Real life 'War Dogs'
David Packouz and Efraim Diveroli were two ambitious young arms dealers in their early 20s when they landed a massive $300 million government contract to acquire more than 100 million rounds of ammunition and deliver it to American-backed fighters in Afghanistan. The pair radically boosted their profits by breaking their contract and buying cheap Chinese-made ammo, a fact that the pair knew and went to great lengths to cover up. In the 2016 film "War Dogs," Diveroli was played by Jonah Hill, who also starred alongside Leonardo DiCaprio in "The Wolf of Wall Street."
Bernie Madoff
In 2008, a little less than 90 years after Charles Ponzi became famous for the swindle that bears his name, Bernie Madoff fell from grace after the Ponzi scheme to end all Ponzi schemes came crashing down around him.

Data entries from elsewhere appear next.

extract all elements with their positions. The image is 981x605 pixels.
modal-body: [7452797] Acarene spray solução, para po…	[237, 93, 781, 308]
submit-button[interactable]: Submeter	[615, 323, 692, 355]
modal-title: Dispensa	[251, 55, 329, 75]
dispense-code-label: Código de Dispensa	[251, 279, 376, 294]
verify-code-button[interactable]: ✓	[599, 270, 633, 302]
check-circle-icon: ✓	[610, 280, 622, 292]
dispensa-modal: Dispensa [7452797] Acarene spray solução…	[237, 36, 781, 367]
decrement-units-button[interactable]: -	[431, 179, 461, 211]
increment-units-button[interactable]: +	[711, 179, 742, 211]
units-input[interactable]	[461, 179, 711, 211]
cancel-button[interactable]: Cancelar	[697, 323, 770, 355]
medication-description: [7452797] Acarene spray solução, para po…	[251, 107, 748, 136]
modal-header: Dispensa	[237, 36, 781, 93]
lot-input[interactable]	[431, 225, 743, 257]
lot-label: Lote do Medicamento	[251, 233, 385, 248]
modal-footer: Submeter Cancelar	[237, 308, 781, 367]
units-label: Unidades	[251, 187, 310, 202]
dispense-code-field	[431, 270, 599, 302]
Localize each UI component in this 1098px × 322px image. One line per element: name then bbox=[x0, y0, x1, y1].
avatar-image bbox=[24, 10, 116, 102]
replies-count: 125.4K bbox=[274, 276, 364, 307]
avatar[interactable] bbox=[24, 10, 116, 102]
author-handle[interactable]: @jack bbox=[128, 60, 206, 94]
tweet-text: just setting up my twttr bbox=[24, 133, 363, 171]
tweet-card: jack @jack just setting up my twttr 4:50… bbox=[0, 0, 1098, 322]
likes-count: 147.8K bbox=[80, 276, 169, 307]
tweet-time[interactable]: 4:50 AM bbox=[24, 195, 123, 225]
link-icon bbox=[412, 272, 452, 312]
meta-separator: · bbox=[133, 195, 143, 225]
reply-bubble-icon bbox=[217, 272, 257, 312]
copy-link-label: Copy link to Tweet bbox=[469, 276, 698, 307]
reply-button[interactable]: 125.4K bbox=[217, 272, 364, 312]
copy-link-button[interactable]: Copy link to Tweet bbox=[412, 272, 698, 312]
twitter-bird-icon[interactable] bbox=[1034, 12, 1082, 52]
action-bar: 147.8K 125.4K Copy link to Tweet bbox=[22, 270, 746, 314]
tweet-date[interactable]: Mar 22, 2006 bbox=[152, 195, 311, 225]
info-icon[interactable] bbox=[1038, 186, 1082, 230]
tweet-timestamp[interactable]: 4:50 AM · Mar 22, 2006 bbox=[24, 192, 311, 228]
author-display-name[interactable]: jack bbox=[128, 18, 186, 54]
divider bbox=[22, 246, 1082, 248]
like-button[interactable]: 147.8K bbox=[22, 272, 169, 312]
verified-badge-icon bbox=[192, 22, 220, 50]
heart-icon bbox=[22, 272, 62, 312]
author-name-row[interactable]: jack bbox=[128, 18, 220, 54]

Madoff, however, managed to keep his financial juggling act in the air for decades, starting as early as the 1970s. Once considered to be one of the world's greatest investors, Madoff in 2009 pleaded guilty to engineering the biggest Ponzi scheme in history, which gobbled up $19 billion, much of which represented the life savings of his close friends and family members—Madoff remains in prison serving a 150-year sentence.
Fyre Festival
The disastrous Fyre Festival has been in the news lately thanks to a Netflix documentary that exposed the inner workings of the 2017 calamity, which was billed as an expensive and ultra-luxe music festival for industry elites and VIPs. Thanks to false advertising, overpromising promoters, and a comedy of errors, the guests instead found themselves stranded in the Bahamas in unhygienic and crude accommodations with a dangerous shortage of supplies and, most famously, cold cheese sandwiches. The festival's creator, Billy McFarland, was sentenced to six-and-a-half years in prison.